The NOAEL (No-Observed-Adverse-Effect-Level) for maternal effects was 250 mg/kg body weight/day based on reduced reduced body weight, body weight gains and food consumption in the 1000 mg/kg body weight/ day dose group. Based on the increased incidence of fetal abnormalities found during visceral and skeletal examinations in the 1000 mg/kg body weight/ day dose group, the NOAEL for prenatal morphological alterations including teratogenicity was considered to be the mid dose, 250 mg/kg

body weight/day (achieved dose level 231.7 mg/kg body weight/ day).

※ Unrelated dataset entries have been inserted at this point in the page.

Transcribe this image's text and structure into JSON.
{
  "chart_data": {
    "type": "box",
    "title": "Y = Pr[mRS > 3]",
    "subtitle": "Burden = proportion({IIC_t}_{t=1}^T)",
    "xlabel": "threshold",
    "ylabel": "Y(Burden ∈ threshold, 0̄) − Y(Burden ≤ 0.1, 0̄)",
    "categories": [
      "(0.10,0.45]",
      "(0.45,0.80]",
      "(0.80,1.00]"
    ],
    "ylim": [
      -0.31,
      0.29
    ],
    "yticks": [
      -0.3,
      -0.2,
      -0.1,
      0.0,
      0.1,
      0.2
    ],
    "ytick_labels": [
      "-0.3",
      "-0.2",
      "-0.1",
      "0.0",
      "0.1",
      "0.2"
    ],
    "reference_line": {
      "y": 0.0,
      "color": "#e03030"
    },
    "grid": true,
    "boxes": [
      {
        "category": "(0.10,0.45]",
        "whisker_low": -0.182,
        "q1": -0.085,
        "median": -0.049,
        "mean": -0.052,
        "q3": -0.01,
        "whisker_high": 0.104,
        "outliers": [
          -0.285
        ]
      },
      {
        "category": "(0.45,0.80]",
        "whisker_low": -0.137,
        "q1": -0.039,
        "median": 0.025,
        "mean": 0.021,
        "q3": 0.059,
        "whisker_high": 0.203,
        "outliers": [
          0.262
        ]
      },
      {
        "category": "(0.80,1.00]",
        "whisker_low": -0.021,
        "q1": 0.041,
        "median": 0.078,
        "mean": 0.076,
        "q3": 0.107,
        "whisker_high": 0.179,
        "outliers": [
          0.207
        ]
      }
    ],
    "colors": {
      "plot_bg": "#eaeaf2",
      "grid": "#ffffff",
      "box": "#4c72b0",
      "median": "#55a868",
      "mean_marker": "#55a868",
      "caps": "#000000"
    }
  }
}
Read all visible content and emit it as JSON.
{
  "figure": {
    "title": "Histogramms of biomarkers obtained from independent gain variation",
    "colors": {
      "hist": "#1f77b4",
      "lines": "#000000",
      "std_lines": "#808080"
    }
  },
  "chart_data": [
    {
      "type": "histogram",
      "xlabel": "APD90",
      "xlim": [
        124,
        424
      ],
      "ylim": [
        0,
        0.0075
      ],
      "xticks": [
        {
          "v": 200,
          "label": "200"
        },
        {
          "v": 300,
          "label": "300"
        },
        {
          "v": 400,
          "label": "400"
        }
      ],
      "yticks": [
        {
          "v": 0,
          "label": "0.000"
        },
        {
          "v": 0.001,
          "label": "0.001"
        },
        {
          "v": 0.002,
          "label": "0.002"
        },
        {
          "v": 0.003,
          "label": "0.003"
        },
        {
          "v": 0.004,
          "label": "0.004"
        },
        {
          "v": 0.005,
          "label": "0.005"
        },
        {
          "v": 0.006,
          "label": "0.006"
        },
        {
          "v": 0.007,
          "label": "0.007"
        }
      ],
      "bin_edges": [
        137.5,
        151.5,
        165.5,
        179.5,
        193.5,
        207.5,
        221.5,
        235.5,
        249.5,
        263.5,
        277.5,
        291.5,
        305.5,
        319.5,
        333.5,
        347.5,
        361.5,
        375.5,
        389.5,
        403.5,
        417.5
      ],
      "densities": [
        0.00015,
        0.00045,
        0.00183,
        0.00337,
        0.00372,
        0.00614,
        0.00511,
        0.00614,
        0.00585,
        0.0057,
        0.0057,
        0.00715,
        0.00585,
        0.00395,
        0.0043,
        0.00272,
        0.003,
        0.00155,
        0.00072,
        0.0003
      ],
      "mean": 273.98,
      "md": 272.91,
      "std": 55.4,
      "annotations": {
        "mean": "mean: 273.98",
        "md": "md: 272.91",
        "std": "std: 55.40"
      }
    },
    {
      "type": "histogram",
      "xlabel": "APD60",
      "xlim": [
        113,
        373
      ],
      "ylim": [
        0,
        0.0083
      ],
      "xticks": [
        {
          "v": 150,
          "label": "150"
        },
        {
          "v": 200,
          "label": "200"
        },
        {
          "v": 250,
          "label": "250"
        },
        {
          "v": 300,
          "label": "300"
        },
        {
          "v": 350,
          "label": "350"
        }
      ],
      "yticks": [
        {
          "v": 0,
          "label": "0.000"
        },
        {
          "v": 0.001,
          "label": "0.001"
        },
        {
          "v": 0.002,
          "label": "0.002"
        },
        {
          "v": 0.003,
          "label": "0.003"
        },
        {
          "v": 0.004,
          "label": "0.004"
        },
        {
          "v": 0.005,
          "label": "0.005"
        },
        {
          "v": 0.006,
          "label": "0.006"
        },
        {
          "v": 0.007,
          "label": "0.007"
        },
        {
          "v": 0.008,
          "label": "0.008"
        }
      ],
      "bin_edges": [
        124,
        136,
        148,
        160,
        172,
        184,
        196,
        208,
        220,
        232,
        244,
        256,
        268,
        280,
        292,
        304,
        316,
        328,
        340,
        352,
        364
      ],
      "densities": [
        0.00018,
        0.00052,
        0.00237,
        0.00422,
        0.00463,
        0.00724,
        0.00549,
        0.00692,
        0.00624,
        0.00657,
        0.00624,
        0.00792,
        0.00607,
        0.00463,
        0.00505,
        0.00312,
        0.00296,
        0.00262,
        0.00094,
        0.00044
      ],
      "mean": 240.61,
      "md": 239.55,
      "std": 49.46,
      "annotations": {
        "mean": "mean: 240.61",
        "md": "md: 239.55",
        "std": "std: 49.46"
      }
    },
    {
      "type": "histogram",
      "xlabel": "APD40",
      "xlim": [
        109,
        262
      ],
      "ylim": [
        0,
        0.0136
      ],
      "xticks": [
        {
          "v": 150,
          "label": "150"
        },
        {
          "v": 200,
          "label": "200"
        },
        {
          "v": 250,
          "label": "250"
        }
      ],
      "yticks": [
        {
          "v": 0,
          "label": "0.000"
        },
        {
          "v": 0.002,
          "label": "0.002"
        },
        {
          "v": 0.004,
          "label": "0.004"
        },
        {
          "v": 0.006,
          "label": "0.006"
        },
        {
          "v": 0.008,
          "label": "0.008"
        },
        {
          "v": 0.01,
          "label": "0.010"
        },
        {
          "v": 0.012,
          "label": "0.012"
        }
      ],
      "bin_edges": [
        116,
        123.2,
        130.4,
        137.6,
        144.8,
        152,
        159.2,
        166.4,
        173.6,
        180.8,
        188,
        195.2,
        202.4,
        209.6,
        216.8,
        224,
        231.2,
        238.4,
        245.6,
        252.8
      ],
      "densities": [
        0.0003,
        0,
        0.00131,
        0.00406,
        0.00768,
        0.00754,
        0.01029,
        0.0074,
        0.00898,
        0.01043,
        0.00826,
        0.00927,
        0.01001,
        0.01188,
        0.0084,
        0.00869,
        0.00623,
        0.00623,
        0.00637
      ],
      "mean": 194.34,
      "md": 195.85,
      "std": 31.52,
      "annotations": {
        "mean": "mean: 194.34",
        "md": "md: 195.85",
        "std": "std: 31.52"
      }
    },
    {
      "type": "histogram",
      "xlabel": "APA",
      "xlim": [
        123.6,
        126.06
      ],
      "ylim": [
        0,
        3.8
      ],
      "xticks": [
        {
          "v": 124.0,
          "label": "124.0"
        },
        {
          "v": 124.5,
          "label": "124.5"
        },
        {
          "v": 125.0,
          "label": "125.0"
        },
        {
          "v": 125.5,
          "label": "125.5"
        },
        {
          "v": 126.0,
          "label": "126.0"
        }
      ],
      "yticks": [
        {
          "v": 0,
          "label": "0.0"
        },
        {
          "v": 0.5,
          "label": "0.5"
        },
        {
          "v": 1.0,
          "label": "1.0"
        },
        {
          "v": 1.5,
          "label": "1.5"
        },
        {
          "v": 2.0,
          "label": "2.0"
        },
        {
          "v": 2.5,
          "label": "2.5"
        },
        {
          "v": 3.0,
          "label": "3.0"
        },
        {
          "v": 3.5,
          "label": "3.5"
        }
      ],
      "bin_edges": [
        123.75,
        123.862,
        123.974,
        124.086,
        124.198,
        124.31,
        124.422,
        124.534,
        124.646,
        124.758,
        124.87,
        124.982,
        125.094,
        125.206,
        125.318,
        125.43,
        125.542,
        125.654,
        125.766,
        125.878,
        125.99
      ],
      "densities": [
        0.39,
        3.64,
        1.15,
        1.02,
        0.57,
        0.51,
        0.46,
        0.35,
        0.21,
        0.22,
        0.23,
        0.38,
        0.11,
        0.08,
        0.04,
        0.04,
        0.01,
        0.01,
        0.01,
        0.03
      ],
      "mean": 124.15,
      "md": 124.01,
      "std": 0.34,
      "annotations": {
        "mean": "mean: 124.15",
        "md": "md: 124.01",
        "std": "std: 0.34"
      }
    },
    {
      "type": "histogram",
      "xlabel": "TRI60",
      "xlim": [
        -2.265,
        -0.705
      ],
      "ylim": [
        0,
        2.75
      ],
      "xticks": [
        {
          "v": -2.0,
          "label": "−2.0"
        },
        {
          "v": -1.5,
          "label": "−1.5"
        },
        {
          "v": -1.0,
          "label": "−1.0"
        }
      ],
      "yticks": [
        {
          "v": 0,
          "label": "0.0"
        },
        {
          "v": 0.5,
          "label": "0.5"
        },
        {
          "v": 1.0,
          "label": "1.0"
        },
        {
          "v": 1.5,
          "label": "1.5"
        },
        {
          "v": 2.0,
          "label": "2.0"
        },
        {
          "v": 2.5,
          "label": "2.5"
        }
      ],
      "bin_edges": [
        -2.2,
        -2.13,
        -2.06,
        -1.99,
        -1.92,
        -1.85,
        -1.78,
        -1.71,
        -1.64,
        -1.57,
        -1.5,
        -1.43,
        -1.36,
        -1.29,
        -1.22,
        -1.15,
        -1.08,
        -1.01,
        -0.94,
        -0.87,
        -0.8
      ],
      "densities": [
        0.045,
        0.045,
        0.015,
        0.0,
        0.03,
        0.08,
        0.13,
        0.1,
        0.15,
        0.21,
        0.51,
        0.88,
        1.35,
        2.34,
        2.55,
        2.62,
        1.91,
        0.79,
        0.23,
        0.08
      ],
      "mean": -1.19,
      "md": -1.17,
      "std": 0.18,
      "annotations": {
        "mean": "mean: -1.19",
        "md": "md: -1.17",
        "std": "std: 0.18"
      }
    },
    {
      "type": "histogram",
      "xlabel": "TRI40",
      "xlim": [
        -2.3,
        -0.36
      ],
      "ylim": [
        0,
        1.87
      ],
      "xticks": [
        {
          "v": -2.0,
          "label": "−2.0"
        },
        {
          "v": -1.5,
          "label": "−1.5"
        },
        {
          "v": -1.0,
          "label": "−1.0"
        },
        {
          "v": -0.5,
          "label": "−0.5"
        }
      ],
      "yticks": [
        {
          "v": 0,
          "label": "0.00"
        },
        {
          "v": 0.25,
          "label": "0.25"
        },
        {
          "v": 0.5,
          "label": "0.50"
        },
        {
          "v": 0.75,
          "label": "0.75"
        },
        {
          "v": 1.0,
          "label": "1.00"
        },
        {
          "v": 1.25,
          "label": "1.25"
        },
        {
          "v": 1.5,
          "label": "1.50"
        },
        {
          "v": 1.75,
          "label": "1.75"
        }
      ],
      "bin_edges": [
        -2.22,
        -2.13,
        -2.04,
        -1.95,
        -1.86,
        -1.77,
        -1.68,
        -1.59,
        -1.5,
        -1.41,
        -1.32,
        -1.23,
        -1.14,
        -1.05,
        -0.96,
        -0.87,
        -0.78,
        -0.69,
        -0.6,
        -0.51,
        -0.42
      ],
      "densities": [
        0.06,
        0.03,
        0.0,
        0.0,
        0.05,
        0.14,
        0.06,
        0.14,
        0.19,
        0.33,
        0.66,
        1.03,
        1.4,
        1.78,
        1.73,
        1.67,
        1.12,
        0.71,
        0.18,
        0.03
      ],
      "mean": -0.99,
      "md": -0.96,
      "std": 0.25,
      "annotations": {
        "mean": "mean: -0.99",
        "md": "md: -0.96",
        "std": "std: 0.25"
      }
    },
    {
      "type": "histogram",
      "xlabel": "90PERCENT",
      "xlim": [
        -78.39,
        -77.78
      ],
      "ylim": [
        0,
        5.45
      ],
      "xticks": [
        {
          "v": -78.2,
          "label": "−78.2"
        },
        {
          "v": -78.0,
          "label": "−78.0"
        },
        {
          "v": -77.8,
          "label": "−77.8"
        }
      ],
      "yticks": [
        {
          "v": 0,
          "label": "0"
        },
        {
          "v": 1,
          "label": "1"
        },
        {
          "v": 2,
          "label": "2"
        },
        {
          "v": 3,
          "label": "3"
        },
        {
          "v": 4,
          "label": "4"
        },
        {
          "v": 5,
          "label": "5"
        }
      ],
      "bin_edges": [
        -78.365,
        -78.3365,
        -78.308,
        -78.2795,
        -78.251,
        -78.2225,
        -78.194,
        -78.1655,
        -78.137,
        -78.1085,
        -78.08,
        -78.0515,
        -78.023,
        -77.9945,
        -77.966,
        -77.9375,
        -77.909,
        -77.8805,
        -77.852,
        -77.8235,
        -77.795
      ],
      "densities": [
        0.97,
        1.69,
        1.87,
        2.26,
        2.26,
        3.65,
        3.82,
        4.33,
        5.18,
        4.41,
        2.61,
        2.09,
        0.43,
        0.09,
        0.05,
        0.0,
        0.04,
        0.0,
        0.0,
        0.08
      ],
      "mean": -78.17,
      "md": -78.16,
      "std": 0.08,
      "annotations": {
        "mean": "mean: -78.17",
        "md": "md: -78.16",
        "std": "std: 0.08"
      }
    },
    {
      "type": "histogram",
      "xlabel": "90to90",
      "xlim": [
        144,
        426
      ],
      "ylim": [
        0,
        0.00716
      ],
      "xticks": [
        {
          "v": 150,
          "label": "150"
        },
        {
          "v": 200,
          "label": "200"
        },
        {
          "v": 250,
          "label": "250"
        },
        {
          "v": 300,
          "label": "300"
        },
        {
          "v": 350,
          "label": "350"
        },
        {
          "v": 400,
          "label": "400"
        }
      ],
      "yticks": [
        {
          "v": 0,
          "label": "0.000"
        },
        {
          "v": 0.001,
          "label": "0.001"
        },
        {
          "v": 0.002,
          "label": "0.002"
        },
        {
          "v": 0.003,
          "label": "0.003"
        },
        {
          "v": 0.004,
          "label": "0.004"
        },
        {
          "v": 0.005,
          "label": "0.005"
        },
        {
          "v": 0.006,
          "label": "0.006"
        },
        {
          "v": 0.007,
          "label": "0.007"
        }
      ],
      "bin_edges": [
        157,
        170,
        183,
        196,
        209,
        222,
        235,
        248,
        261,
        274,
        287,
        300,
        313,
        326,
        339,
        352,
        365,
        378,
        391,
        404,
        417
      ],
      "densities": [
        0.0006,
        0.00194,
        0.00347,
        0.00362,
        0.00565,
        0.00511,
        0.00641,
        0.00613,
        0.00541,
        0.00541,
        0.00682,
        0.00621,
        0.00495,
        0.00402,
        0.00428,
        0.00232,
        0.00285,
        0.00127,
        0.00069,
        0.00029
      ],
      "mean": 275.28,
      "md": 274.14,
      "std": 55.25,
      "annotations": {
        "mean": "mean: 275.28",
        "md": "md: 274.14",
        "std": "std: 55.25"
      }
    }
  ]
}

Applicant's summary and conclusion

Executive summary:

The NOAEL (No-Observed-Adverse-Effect-Level) for maternal effects was 250 mg/kg body

weight/day based on reduced reduced body weight, body weight gains and food consumption in

the 1000 mg/kg body weight/ day dose group.

Based on the increased incidence of fetal abnormalities found during visceral and skeletal

examinations in the 1000 mg/kg body weight/ day dose group, the NOAEL for prenatal

morphological alterations including teratogenicity was considered to be the mid dose, 250 mg/kg

body weight/day (achieved dose level 231.7 mg/kg body weight/ day).